Alto e magro, ele não é um sujeito que passa sem que se perceba a camiseta, o jeans e o All Star. Do jeito que se veste, se misturaria fácil com os músicos que sobem, atrás de guitarras, a rua Teodoro Sampaio, em São Paulo. Entre colegas de curso, vindos de diferentes lugares do Brasil, também consegue ser invisível, sair e entrar nas rodas de conversas sem nada falar e com total sutileza, para ficar no seu canto, recluso e reservado. Quando atento, levanta as sobrancelhas, que só retornam à posição natural na hora precisa que pede a fala para uma pergunta ou comentário, sempre coerentes e com a voz baixa e grave. Um leve sorriso sempre encerra a frase e a sua ironia mansa.

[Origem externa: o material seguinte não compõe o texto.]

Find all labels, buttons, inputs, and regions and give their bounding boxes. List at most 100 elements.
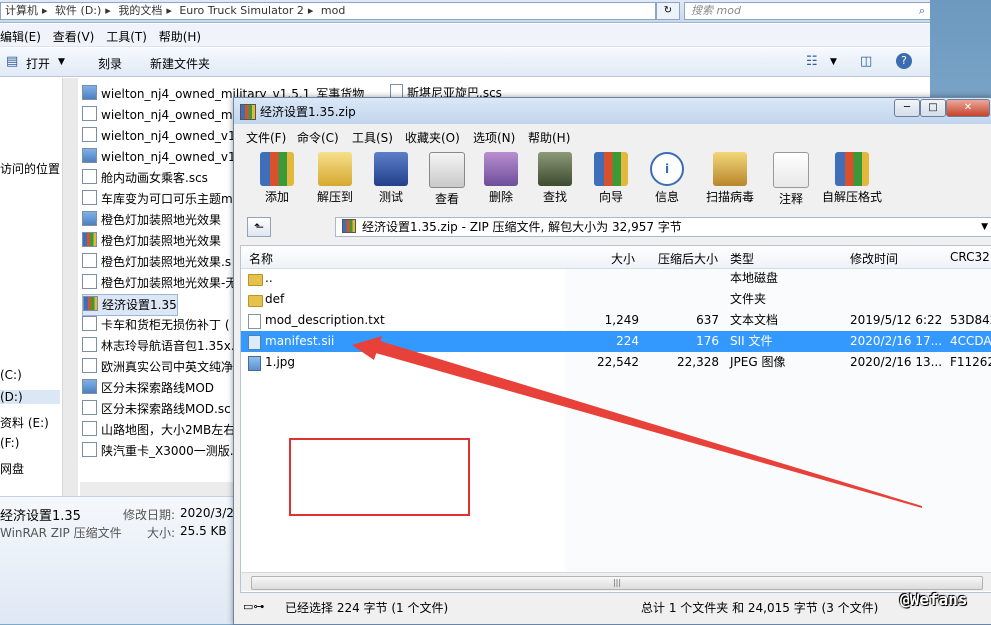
- chevron-down-icon[interactable]: ▼: [58, 57, 65, 67]
- breadcrumb-item[interactable]: Euro Truck Simulator 2: [179, 4, 304, 17]
- breadcrumb-item[interactable]: 我的文档: [118, 4, 162, 17]
- sfx-button[interactable]: 自解压格式: [817, 149, 887, 209]
- breadcrumb-item[interactable]: 计算机: [5, 4, 38, 17]
- file-icon: [82, 400, 97, 415]
- search-input[interactable]: 搜索 mod ⌕: [684, 2, 932, 20]
- menu-view[interactable]: 查看(V): [53, 24, 103, 45]
- list-item[interactable]: 橙色灯加装照地光效果.s: [82, 252, 231, 272]
- list-item[interactable]: wielton_nj4_owned_v1.: [82, 147, 239, 167]
- menu-help[interactable]: 帮助(H): [528, 129, 570, 146]
- open-button[interactable]: 打开: [26, 55, 50, 72]
- archive-path-dropdown[interactable]: 经济设置1.35.zip - ZIP 压缩文件, 解包大小为 32,957 字节…: [335, 217, 991, 237]
- folder-icon: [248, 295, 263, 307]
- table-row[interactable]: .. 本地磁盘: [241, 268, 991, 289]
- list-item[interactable]: wielton_nj4_owned_mil: [82, 105, 239, 125]
- column-name[interactable]: 名称: [249, 250, 273, 267]
- menu-options[interactable]: 选项(N): [473, 129, 515, 146]
- list-item[interactable]: 欧洲真实公司中英文纯净: [82, 357, 233, 377]
- nav-item-f-drive[interactable]: (F:): [0, 436, 19, 450]
- table-row[interactable]: def 文件夹: [241, 289, 991, 310]
- find-button[interactable]: 查找: [529, 149, 581, 209]
- archive-path-bar: ⬑ 经济设置1.35.zip - ZIP 压缩文件, 解包大小为 32,957 …: [239, 215, 991, 241]
- status-total: 总计 1 个文件夹 和 24,015 字节 (3 个文件): [641, 601, 879, 615]
- archive-file-icon: [82, 232, 97, 247]
- nav-item-e-drive[interactable]: 资料 (E:): [0, 414, 49, 431]
- file-icon: [82, 127, 97, 142]
- list-header: 名称 大小 压缩后大小 类型 修改时间 CRC32: [241, 246, 991, 269]
- image-file-icon: [82, 85, 97, 100]
- table-row-selected[interactable]: manifest.sii 224 176 SII 文件 2020/2/16 17…: [241, 331, 991, 352]
- list-item[interactable]: 山路地图，大小2MB左右: [82, 420, 235, 440]
- breadcrumb-item[interactable]: mod: [321, 4, 345, 17]
- info-button[interactable]: i 信息: [641, 149, 693, 209]
- chevron-down-icon[interactable]: ▼: [830, 57, 837, 67]
- list-item[interactable]: 橙色灯加装照地光效果: [82, 231, 221, 251]
- nav-item-d-drive[interactable]: (D:): [0, 390, 60, 404]
- preview-pane-icon[interactable]: ◫: [860, 54, 872, 69]
- list-item[interactable]: 舱内动画女乘客.scs: [82, 168, 208, 188]
- burn-button[interactable]: 刻录: [98, 55, 122, 72]
- menu-commands[interactable]: 命令(C): [297, 129, 339, 146]
- list-item[interactable]: 卡车和货柜无损伤补丁 (: [82, 315, 230, 335]
- breadcrumb[interactable]: 计算机 ▸ 软件 (D:) ▸ 我的文档 ▸ Euro Truck Simulator…: [0, 2, 656, 20]
- search-icon[interactable]: ⌕: [919, 3, 925, 19]
- details-filename: 经济设置1.35: [0, 509, 81, 524]
- list-item[interactable]: 林志玲导航语音包1.35x.: [82, 336, 235, 356]
- list-item[interactable]: 橙色灯加装照地光效果: [82, 210, 221, 230]
- winrar-menubar: 文件(F) 命令(C) 工具(S) 收藏夹(O) 选项(N) 帮助(H): [234, 125, 991, 147]
- file-list-scrollbar[interactable]: [80, 482, 240, 496]
- column-modified[interactable]: 修改时间: [850, 250, 898, 267]
- virus-scan-icon: [713, 152, 747, 186]
- list-item[interactable]: 陕汽重卡_X3000一测版.: [82, 441, 234, 461]
- nav-item-c-drive[interactable]: (C:): [0, 368, 22, 382]
- delete-button[interactable]: 删除: [475, 149, 527, 209]
- jpeg-file-icon: [248, 356, 261, 371]
- close-button[interactable]: ✕: [946, 99, 990, 117]
- extract-to-button[interactable]: 解压到: [309, 149, 361, 209]
- list-item[interactable]: 车库变为可口可乐主题m: [82, 189, 233, 209]
- new-folder-button[interactable]: 新建文件夹: [150, 55, 210, 72]
- test-button[interactable]: 测试: [365, 149, 417, 209]
- nav-item-netdisk[interactable]: 网盘: [0, 460, 24, 477]
- winrar-icon: ▤: [6, 54, 19, 69]
- list-item[interactable]: 区分未探索路线MOD: [82, 378, 214, 398]
- column-crc32[interactable]: CRC32: [950, 250, 990, 264]
- list-item[interactable]: 橙色灯加装照地光效果-无: [82, 273, 237, 293]
- add-archive-icon: [260, 152, 294, 186]
- maximize-button[interactable]: □: [920, 99, 946, 117]
- file-icon: [82, 169, 97, 184]
- up-folder-button[interactable]: ⬑: [247, 217, 271, 237]
- column-size[interactable]: 大小: [611, 250, 635, 267]
- help-icon[interactable]: ?: [896, 53, 912, 69]
- list-item-selected[interactable]: 经济设置1.35: [82, 294, 178, 316]
- scrollbar-thumb[interactable]: |||: [251, 576, 983, 590]
- menu-favorites[interactable]: 收藏夹(O): [405, 129, 460, 146]
- winrar-window: 经济设置1.35.zip ─ □ ✕ 文件(F) 命令(C) 工具(S) 收藏夹…: [233, 97, 991, 625]
- menu-help[interactable]: 帮助(H): [159, 24, 209, 45]
- comment-button[interactable]: 注释: [765, 149, 817, 209]
- chevron-down-icon[interactable]: ▼: [981, 218, 988, 236]
- menu-file[interactable]: 文件(F): [246, 129, 286, 146]
- wizard-button[interactable]: 向导: [585, 149, 637, 209]
- table-row[interactable]: 1.jpg 22,542 22,328 JPEG 图像 2020/2/16 13…: [241, 352, 991, 373]
- image-file-icon: [82, 148, 97, 163]
- view-options-icon[interactable]: ☷: [806, 54, 818, 69]
- virus-scan-button[interactable]: 扫描病毒: [699, 149, 761, 209]
- column-packed[interactable]: 压缩后大小: [658, 250, 718, 267]
- list-item[interactable]: 区分未探索路线MOD.sc: [82, 399, 231, 419]
- table-row[interactable]: mod_description.txt 1,249 637 文本文档 2019/…: [241, 310, 991, 331]
- add-button[interactable]: 添加: [251, 149, 303, 209]
- nav-item-recent-places[interactable]: 访问的位置: [0, 160, 60, 177]
- list-item[interactable]: wielton_nj4_owned_v1.: [82, 126, 239, 146]
- horizontal-scrollbar[interactable]: |||: [241, 572, 991, 591]
- menu-tools[interactable]: 工具(S): [352, 129, 393, 146]
- menu-edit[interactable]: 编辑(E): [0, 24, 49, 45]
- menu-tools[interactable]: 工具(T): [106, 24, 155, 45]
- column-type[interactable]: 类型: [730, 250, 754, 267]
- nav-scrollbar[interactable]: [62, 78, 78, 496]
- refresh-icon[interactable]: ↻: [656, 2, 680, 20]
- minimize-button[interactable]: ─: [894, 99, 920, 117]
- breadcrumb-item[interactable]: 软件 (D:): [55, 4, 101, 17]
- view-button[interactable]: 查看: [421, 149, 473, 209]
- details-size-label: 大小:: [147, 526, 176, 540]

A primeira vez que o percebi foi quando falou. Tratava-se da apresentação pessoal que se submete todo foca do curso, como acontece em qualquer início de aula em qualquer lugar novo. Quando revelou de onde veio, um município pouco conhecido, fez referência à cidade mais importante e próxima para tentar esclarecer a sua localização. Achei divertido aquilo. Primeiro porque já passei por sua cidade. Segundo porque a explicação se repetiu nos dias seguintes, sempre aborrecido com a obrigação de detalhar. Depois, pouco falou.

A nossa única aproximação aconteceu no dia em que sentamos lado a lado no refeitório. Apenas me ouvia enquanto eu falava para tentar contato. Não nos olhávamos. Certamente estava com as sobrancelhas arqueadas, ao mesmo tempo em que mastigava e ouvia o meu relato sobre a passagem por sua cidade e universidade. Por duas vezes, após silêncios, respondeu quando não se espera por respostas. Sobre a universidade, revelou predileção por autores marginais contemporâneos e por literatura africana. Sobre a sua cidade, confirmou a existência da cerveja local que mencionei, acrescentando que havia outra marca, mais consumida. Lembrei da bebida, mais barata e vendida aos universitários de orçamento apertado nos botecos e padarias de esquina. Quando terminava esse pensamento, ele já se despedia. Deixou dois pedaços da sobremesa, disse estar apressado e se retirou sutilmente.


PS: Este perfil foi produzido para aula do 19º Curso Estado de Jornalismo.